Abstract Background: No or low hepatitis B (HB) vaccine response is more frequent in infants from HBsAg(+) mothers than those from HBsAg(−). Our previous study found temporary positivity of HBsAg in infants from HBsAg(+) mothers. In this study, we hypothesized that HBsAg in infant blunt immune response to standard hepatitis B vaccination. Methods: A total of 328 consecutive HBsAg(+) mothers and their offspring were enrolled. Blood samples were taken from mothers and their infants and quantified for HBsAg, anti-HBs titer and HBV DNA load concentration; Placenta samples were collected to stain for HBsAg.
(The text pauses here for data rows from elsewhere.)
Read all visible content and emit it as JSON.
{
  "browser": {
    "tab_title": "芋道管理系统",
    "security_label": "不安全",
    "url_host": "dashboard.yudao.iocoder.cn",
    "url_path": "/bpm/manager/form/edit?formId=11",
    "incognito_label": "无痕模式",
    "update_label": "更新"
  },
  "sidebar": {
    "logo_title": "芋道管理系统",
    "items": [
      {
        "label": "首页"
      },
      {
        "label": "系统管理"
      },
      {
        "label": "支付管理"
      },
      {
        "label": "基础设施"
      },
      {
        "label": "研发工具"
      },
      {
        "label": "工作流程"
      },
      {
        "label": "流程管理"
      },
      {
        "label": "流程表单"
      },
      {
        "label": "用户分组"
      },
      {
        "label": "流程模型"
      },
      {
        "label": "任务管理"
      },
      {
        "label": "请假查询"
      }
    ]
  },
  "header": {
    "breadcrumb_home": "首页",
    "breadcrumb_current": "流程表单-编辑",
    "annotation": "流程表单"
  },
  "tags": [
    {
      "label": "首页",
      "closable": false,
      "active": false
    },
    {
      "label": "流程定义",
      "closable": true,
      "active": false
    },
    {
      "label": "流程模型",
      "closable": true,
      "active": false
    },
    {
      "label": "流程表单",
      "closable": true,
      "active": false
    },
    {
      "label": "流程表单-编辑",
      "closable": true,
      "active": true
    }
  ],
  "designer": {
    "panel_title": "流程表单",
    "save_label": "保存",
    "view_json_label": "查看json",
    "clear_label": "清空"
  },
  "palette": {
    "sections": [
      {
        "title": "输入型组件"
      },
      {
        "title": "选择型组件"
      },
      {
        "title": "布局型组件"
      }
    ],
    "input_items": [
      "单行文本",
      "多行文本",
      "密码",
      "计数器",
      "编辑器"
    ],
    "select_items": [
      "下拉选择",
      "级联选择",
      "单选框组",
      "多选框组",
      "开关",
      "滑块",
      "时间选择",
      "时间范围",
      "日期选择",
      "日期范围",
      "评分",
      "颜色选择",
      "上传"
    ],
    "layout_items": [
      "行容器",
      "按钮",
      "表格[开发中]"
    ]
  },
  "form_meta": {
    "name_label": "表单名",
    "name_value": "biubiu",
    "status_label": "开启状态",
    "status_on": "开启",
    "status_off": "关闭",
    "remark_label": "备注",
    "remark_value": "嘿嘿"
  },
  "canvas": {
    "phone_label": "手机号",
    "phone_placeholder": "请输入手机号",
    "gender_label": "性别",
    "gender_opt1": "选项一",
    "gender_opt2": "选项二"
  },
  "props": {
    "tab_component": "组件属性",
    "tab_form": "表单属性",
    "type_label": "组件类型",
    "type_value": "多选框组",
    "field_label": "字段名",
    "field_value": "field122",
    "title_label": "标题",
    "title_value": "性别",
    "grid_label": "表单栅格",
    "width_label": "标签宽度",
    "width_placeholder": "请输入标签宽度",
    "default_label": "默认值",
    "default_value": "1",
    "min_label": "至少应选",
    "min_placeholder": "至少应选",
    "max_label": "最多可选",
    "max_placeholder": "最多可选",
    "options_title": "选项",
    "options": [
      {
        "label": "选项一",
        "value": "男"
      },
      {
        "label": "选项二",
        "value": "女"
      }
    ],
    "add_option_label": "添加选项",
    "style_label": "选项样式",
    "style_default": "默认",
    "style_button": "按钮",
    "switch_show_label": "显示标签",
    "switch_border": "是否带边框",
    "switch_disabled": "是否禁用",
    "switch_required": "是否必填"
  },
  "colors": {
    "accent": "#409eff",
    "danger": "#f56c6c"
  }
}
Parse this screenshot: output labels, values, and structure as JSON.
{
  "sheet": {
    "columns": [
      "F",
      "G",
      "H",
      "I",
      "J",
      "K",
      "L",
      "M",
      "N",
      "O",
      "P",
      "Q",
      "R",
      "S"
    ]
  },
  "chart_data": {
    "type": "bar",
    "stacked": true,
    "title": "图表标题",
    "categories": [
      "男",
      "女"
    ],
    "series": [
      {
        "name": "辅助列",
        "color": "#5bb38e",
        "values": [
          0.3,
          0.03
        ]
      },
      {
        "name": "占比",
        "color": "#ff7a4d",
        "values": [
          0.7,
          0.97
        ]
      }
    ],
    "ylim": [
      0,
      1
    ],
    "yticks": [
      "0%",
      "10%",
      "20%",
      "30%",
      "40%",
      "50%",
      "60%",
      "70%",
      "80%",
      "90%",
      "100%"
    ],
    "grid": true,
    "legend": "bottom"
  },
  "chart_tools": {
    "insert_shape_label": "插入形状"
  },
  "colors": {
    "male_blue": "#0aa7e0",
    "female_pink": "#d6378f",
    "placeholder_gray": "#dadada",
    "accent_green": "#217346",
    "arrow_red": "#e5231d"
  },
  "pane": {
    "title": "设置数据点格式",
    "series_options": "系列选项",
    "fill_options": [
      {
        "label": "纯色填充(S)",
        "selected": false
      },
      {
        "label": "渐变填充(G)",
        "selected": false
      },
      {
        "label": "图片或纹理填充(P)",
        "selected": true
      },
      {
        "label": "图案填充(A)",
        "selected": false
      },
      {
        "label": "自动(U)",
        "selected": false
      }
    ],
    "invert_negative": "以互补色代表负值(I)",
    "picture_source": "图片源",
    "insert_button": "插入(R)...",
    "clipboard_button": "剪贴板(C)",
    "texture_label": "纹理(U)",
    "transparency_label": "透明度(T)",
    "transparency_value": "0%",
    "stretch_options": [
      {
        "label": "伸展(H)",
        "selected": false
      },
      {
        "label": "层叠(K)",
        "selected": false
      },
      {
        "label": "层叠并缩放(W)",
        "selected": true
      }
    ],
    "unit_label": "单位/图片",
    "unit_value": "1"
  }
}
Results: First, 6.7% infants (22/328) showed anti-HBs titer lower than 10 mIU/mL after HB vaccination (non-response to HB vaccine). HBsAg(+) newborns showed higher risk of non-response than HBsAg(−) infants (13.0% versus 5.0%, p = 0.016). Infants from high HBsAg titer mothers displayed higher risk of HBsAg positivity at birth than those from low titer mothers (45.3% versus 2.8%, p < 0.001). HBsAg titer in mothers of HBsAg(+) newborns was much higher than mothers of HBsAg(−) newborns (p < 0.001). All those data supported HBsAg can be transferred through placenta. Our hypothesis was further reinforced by immunostaining with specific antibody against HBsAg, a substantial higher prevalence (87.5% versus 30.8%, p = 0.024) and stronger immunostaining (p = 0.008) was demonstrated in HBsAg(+) group comparing with placenta of the HBsAg(−) group. Conclusion: No response to HB vaccine in infants of HBsAg(+) mothers was associated to the transplacental transfer of HBsAg.